# Standing Mutual Restraining Order question regarding kids



## Houstondad (Jul 6, 2011)

When my kids have visited their mother during our separation, I learned they had a few sleep overs at my STBXW's boyfriend's house. 
Now that my STBXW has signed the divorce decree, the court has sent out a standing mutual restraining order.
My soon to be Ex stated she felt it was a bunch of crap because she feels it's my lawyer that is trying to control her. I tried to explain it was a standard procedure that the county I filed in now does. But I'm concerned she'll ignore it in regards to the kids having a sleep over. Can she be held liable if she ignores the order?
Here's part of what it says regarding the sleep over:
*To refrain from permitting an individual with whom either party has an intimate or dating relationship to remain in the presence of the child between the hours of 10pm & 8 am.*


----------



## justwhy (Dec 7, 2011)

Wow.. i think she will ignore it. but regardless your kids will be involved with her boyfriend.


----------



## Houstondad (Jul 6, 2011)

Regardless...? After the divorce, there isn't much I can do, and I'm fine with that despite the fact it will affect the kids now or later. It's just damage control I'll have to be prepared to clean up. But I'm asking if she ignores the restraining order, what will happen?


----------



## justwhy (Dec 7, 2011)

what are your kids saying about her boyfriend that is affecting them?


----------



## Houstondad (Jul 6, 2011)

It hasn't bothered them because they're naive. They are D10 & S5. Maybe I'm wrong too. Maybe they're totally cool with it. But they think this is mommy's friend, not a boyfriend. There's already dishonesty here.
It's only a matter of time when they'll start questioning things. And they don't necessarily have to say anything. Kids can act out, etc.
But when they get older, they'll look back on it and will more than likely have issues.


----------



## hisfac (Feb 10, 2012)

Houstondad said:


> But I'm asking if she ignores the restraining order, what will happen?

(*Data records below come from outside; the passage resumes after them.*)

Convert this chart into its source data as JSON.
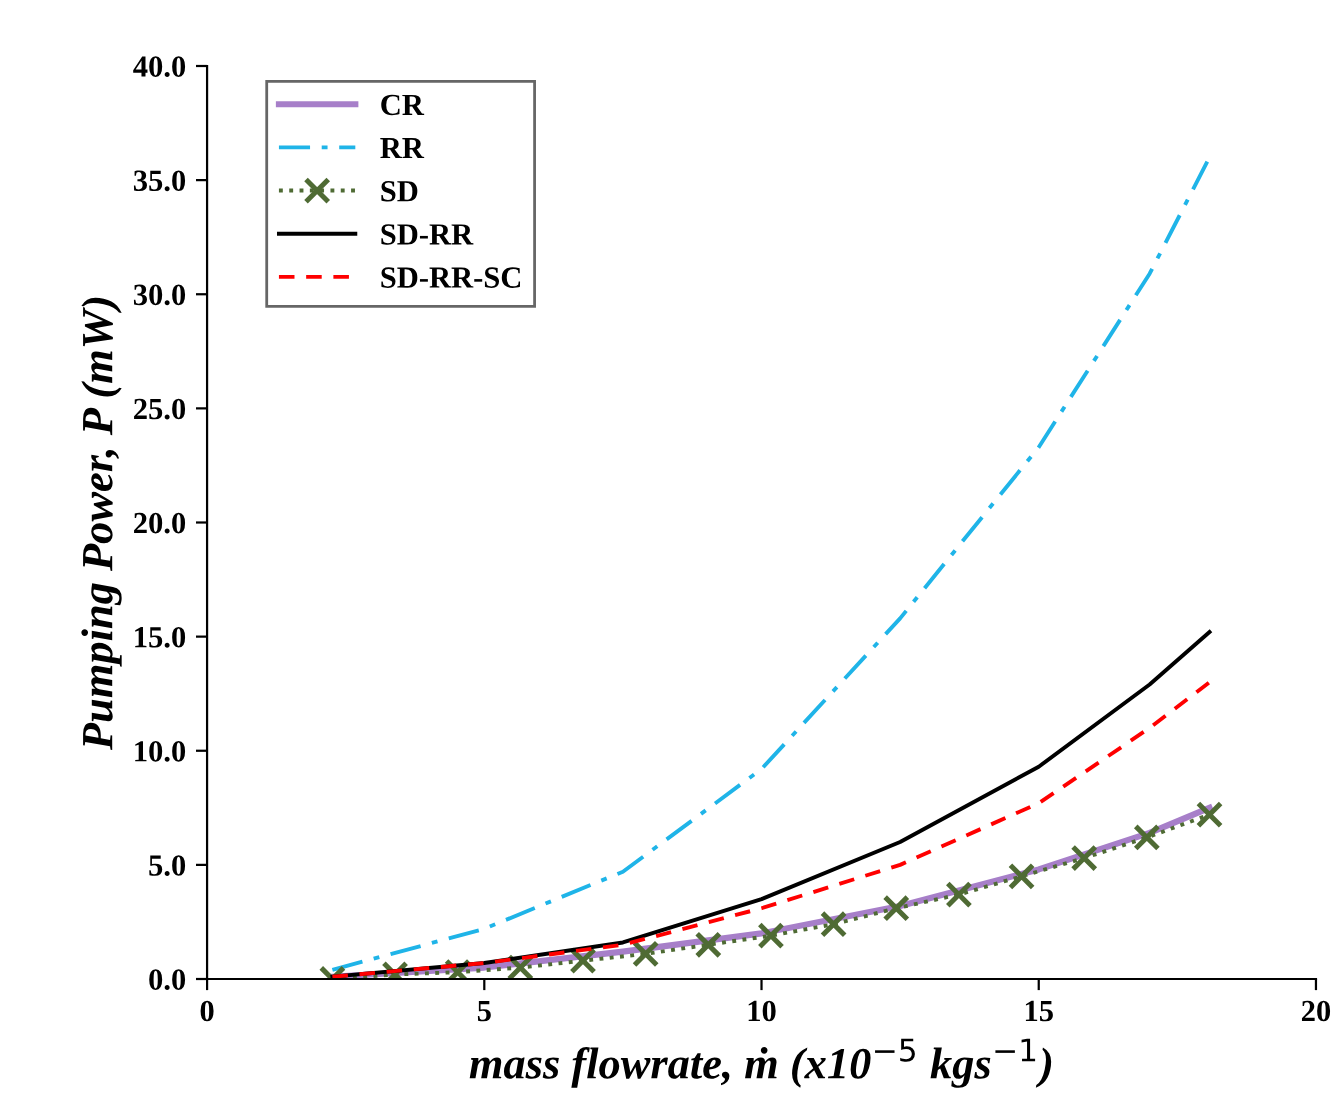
{
  "chart_data": {
    "type": "line",
    "xlabel": "mass flowrate, ṁ (x10$^{−5}$ kgs$^{−1}$)",
    "ylabel": "Pumping Power, P (mW)",
    "xlim": [
      0,
      20
    ],
    "xticks": [
      0,
      5,
      10,
      15,
      20
    ],
    "ylim": [
      0,
      40
    ],
    "yticks": [
      {
        "value": 0,
        "label": "0.0"
      },
      {
        "value": 5,
        "label": "5.0"
      },
      {
        "value": 10,
        "label": "10.0"
      },
      {
        "value": 15,
        "label": "15.0"
      },
      {
        "value": 20,
        "label": "20.0"
      },
      {
        "value": 25,
        "label": "25.0"
      },
      {
        "value": 30,
        "label": "30.0"
      },
      {
        "value": 35,
        "label": "35.0"
      },
      {
        "value": 40,
        "label": "40.0"
      }
    ],
    "grid": false,
    "legend": "top left",
    "series": [
      {
        "name": "CR",
        "color": "#a77fc9",
        "line_style": "solid",
        "marker": "none",
        "x": [
          2.26,
          5,
          7.5,
          10,
          12.5,
          15,
          17,
          18.08
        ],
        "values": [
          0.1,
          0.5,
          1.2,
          2.0,
          3.2,
          4.8,
          6.4,
          7.5
        ]
      },
      {
        "name": "RR",
        "color": "#1fb4e8",
        "line_style": "dashdot",
        "marker": "none",
        "x": [
          2.26,
          5,
          7.5,
          10,
          12.5,
          15,
          17,
          18.08
        ],
        "values": [
          0.4,
          2.2,
          4.7,
          9.2,
          15.8,
          23.3,
          30.9,
          36.0
        ]
      },
      {
        "name": "SD",
        "color": "#4f6b34",
        "line_style": "dotted",
        "marker": "cross",
        "x": [
          2.26,
          3.39,
          4.52,
          5.65,
          6.78,
          7.91,
          9.04,
          10.17,
          11.3,
          12.43,
          13.56,
          14.69,
          15.82,
          16.95,
          18.08
        ],
        "values": [
          0.0,
          0.2,
          0.3,
          0.5,
          0.8,
          1.1,
          1.5,
          1.9,
          2.4,
          3.1,
          3.7,
          4.5,
          5.3,
          6.2,
          7.2
        ]
      },
      {
        "name": "SD-RR",
        "color": "#000000",
        "line_style": "solid",
        "marker": "none",
        "x": [
          2.26,
          5,
          7.5,
          10,
          12.5,
          15,
          17,
          18.08
        ],
        "values": [
          0.1,
          0.7,
          1.6,
          3.5,
          6.0,
          9.3,
          12.9,
          15.2
        ]
      },
      {
        "name": "SD-RR-SC",
        "color": "#ff0000",
        "line_style": "dashed",
        "marker": "none",
        "x": [
          2.26,
          5,
          7.5,
          10,
          12.5,
          15,
          17,
          18.08
        ],
        "values": [
          0.1,
          0.7,
          1.5,
          3.1,
          5.0,
          7.7,
          11.0,
          13.0
        ]
      }
    ]
  }
}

Nothing will happen unless you call the authorities and inform them that she's in violation of the order. In which case it would naturally follow that they'd send a patrol car to the residence and if they in fact discover that your wife and her boyfriend are in violation of said order they will be subject to arrest.


----------



## justwhy (Dec 7, 2011)

ok i think you mean well but your moving off of jealousy. How did your kids handle the divorce? 

I understand but did you every think about how your kids would judge your ex and you for staying together with your situation. People judge their parents all time with decision they make.


----------



## justwhy (Dec 7, 2011)

not to be hard on you. but I wish my parent would have divorced because my father was cheater. but my mother stayed and she told me about 5 year ago he went on a cruise with another women and wanted me to talk to him about it. I told her to leave him and she told me she stayed with him for the kids. SMH 

But sometime divorce sometimes save kids too...


----------



## Houstondad (Jul 6, 2011)

I am divorcing her not because she cheated (she did), but because she checked out of the marriage right after. I filed 2 weeks ago. The kids had a sleep over BEFORE I filed and I'm concerned it'll happen again. But divorce for me is the right thing to do. For me and my kids.
Anyways, it's not jealousy. It's what my kids observe and experience. It's better to be proactive than reactive, which is why I'm asking these things. I could care less what she does in her own private life. But not around my kids right now. That's my point.


----------